Das Urteil der Autofahrer auf der Frankfurter Allee über eine City-Maut in Berlin ist gemischt. Ein Autofahrer sagt, er sei "nicht dafür, man muss schon so viel bezahlen als Autofahrer. Warum soll ich da auch noch eine Maut bezahlen?" Und eine Dame stimmt ihm zu: "Nee, das kann ich mir nicht vorstellen in der Stadt". Doch es gibt auch andere Stimmen: "Wäre gut, würde ich klasse finden, dann hätte ich weniger Verkehr um mich herum." Und manche wären davon kaum betroffen: "Würde mich nicht stören, ich fahre nicht so oft", sagt eine Frau ganz gelassen.
Sie stehen an der letzten Kreuzung im Ost-Berliner Bezirk Lichtenberg. Die große Ausfallstraße führt vom östlichen Umland Berlins direkt auf den Alexanderplatz zu. Vor den Autofahrern kreuzt eine S-Bahn-Brücke die Straße, ein Abschnitt des S-Bahn-Rings, der sich einmal um die zentralen Stadtteile Berlins zieht. Dahinter beginnt der Innenstadtbezirk Friedrichshain-Kreuzberg. Und an dieser Grenze könnte einmal der mautpflichtige Teil der Stadt beginnen, wenn es nach den Befürwortern einer solchen Abgabe geht. Bei den Fußgängern und Fahrradfahrern, die hinter der S-Bahn-Brücke am Rand der sechsspurigen Straße unterwegs sind, findet eine mögliche Straßenabgabe viel Zuspruch:
"Ja, ich finde es ok, wenn weniger Autos in die City fahren, es gibt eh kaum Parkplätze und somit wird natürlich auch die Umwelt entlastet", sagt eine Berlinerin. Ein anderer findet: "Super, ich wohne nämlich in der Mitte und seh jeden Morgen den Stau in der Torstraße, zum Beispiel." Eine andere Frau stimmt zu: "Von mir aus gerne, ich fahre nicht in die Stadt mit dem Auto, ich mach es mit Bus und Bahn." Und ein Passant gibt zu bedenken: "Also es gibt viele, die beruflich oder zu Auslieferungszwecken in die Stadt fahren müssen, aber auf der anderen Seite ist der öffentliche Personennahverkehr in Berlin dermaßen gut ausgebaut und kurztaktig, ich finde, man könnte ihn auch als Autofahrer häufiger nutzen." Und noch eine Beobachtung: "Überall ist nur einer drin, es nimmt keiner mal jemanden mit."

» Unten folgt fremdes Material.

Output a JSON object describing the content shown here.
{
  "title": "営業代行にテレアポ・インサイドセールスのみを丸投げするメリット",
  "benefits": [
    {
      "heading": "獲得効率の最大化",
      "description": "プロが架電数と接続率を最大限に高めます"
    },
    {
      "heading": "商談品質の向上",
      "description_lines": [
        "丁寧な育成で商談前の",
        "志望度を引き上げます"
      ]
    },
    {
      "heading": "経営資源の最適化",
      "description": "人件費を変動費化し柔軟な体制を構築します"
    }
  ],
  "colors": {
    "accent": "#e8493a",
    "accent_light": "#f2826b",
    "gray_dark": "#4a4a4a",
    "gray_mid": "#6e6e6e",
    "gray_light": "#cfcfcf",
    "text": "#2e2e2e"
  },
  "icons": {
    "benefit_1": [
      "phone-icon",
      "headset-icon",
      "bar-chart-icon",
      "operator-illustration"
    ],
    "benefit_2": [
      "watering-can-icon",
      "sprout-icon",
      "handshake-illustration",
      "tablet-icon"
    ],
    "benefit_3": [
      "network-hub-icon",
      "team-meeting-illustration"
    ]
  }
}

Fußgänger sollen gestärkt werden
Berlin wächst und damit muss die Stadt auch immer mehr Autos verkraften. Staus nehmen zu, fast nirgendwo in Deutschland so sehr wie in Berlin. Die Infrastruktur stößt an ihre Belastungsgrenzen und die Anwohner leiden unter Abgasen und Lärm — abgesehen davon, dass die Karossen viel Platz brauchen, den auch Fußgänger und Fahrradfahrer nutzen könnten. Gerade hat Berlin den vierten Teil seines Mobilitätsgesetzes verabschiedet, der die Rechte von Fußgängern stärken soll, vor allem gegenüber dem Autoverkehr. Vorerst dürfte der aber eher noch weiter zunehmen, sagt Ralf-Peter Schäfer, der bei TomTom, dem niederländischen Hersteller von Navigationsgeräten und Straßenkarten, für Verkehrsinformationen zuständig ist. Er beobachtet die Entwicklung und die Staus in Berlin genau.
"Ich denke, dass das Stauniveau eher zunehmen wird. Dieser Zuzugstrend ist so groß, man kann das gar nicht so schnell umsteuern mit dem Ausbau vom ÖPNV oder auch partiell von Straßen. Kurzfristig wird es eher in die negative Richtung gehen, Richtung mehr Stau. Das heißt, wir müssen heute umsteuern, damit wir die Effekte in fünf bis zehn Jahren genießen können."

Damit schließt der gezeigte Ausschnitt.